Lady Grey is a rural village in the North of the Eastern Cape in South Africa near the border with Lesotho. It is situated in the foothills of the Witteberg mountains, 54 km due east of Aliwal North on the R58 road and 260 km from the capital of the Free State Province, Bloemfontein.

==History==
Lady Grey was established on the farm Waaihoek, purchased by the Dutch Reformed Church of Aliwal North on 30 April 1857 for the purpose of founding a new congregation. It was named in honour of Eliza Lucy Grey (née Spencer), daughter of Sir Richard Spencer, and wife of Sir George Grey the Cape governor . The first municipality of Lady Grey was proclaimed in 1893. Currently, Senqu Local Municipality has its seat in Lady Grey.

==Tourism==

Tucked away in a valley below the majestic Witteberg mountains, Lady Grey is a hidden gem, a tranquil, rural village founded in 1858. Surrounded by soaring mountains, crisp clean air and gentle streams, a number of charming country cottages provide a cosy retreat for the weary traveller.
Old buildings have been restored to attract tourists and relocators.

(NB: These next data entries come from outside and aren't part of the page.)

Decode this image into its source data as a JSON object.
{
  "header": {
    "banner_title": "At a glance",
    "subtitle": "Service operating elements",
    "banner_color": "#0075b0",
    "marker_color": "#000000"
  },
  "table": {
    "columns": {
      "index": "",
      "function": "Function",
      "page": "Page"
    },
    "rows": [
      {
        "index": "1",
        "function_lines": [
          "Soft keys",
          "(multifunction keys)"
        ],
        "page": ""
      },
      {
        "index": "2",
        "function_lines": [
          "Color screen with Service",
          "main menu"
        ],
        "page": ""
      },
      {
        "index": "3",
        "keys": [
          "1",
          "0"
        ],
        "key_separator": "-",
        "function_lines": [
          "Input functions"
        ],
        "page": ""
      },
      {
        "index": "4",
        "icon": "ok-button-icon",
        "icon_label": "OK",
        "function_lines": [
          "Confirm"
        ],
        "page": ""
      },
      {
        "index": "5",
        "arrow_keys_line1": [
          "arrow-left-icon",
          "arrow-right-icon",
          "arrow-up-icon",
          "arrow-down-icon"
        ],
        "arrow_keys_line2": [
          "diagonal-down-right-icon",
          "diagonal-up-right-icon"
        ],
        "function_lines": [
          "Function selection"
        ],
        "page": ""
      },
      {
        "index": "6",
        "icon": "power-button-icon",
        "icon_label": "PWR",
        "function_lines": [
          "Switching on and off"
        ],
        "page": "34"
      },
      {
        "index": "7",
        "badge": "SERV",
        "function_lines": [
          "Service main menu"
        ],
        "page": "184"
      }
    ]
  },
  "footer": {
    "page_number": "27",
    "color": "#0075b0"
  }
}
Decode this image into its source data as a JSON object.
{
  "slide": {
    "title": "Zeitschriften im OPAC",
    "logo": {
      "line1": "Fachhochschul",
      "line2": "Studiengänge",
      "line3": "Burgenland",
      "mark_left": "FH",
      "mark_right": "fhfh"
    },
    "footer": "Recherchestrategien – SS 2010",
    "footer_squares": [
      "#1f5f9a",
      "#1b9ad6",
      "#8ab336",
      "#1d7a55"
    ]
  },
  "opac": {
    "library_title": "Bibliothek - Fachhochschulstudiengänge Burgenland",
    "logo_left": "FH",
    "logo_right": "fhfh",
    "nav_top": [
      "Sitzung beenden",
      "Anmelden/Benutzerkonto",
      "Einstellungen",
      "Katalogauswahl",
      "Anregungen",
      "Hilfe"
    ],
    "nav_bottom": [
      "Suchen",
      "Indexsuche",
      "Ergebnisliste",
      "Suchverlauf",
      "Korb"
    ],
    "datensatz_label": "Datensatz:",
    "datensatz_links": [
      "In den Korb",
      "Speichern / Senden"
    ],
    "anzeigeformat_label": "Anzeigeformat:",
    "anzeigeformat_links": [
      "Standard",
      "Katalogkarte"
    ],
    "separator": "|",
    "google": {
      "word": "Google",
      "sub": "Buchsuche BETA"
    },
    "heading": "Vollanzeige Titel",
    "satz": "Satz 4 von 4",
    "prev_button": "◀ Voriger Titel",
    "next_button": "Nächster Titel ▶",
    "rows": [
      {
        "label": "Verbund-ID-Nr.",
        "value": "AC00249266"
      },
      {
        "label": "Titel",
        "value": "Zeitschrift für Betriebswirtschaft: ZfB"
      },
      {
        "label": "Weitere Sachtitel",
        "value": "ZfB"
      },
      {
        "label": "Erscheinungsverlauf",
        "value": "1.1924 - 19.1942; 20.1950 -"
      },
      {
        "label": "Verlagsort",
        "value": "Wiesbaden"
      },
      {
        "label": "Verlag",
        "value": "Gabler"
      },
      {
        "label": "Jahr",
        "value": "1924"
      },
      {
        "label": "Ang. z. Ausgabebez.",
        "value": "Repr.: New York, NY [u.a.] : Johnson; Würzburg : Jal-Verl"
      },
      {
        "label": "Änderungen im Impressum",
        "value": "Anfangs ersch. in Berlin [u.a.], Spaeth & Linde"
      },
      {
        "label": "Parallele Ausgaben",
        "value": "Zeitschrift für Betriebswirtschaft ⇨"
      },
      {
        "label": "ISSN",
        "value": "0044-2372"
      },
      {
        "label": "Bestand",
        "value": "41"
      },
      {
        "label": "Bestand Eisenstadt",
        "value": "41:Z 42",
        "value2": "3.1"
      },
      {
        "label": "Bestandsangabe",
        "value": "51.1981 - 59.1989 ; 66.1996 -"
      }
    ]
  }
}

Lady Grey attracts nature lovers, bird watchers, hikers, star gazers and fly fishing enthusiasts. Wild trout and yellowfish are found in abundance in the streams and rivers in the area. Visitors wishing to fish here are advised to obtain a permit from the local fly fishing association, especially for fishing on private property, through which most of the streams flow.

==Arts Academy==
The well-known Lady Grey Arts Academy is an exceptional combined Primary and Secondary school for pupils wanting to further their education in the performing and visual arts as well as in music. Regular shows, like the passion play during Easter, as well as Christmas plays are performed, and art exhibitions are being held by the school in Lady Grey.

==Notable people from Lady Grey==
- Alwyn Schlebusch – only holder of the title Vice State President of South Africa (1 January 1981 - 14 September 1984), was born in Lady Grey in 1917.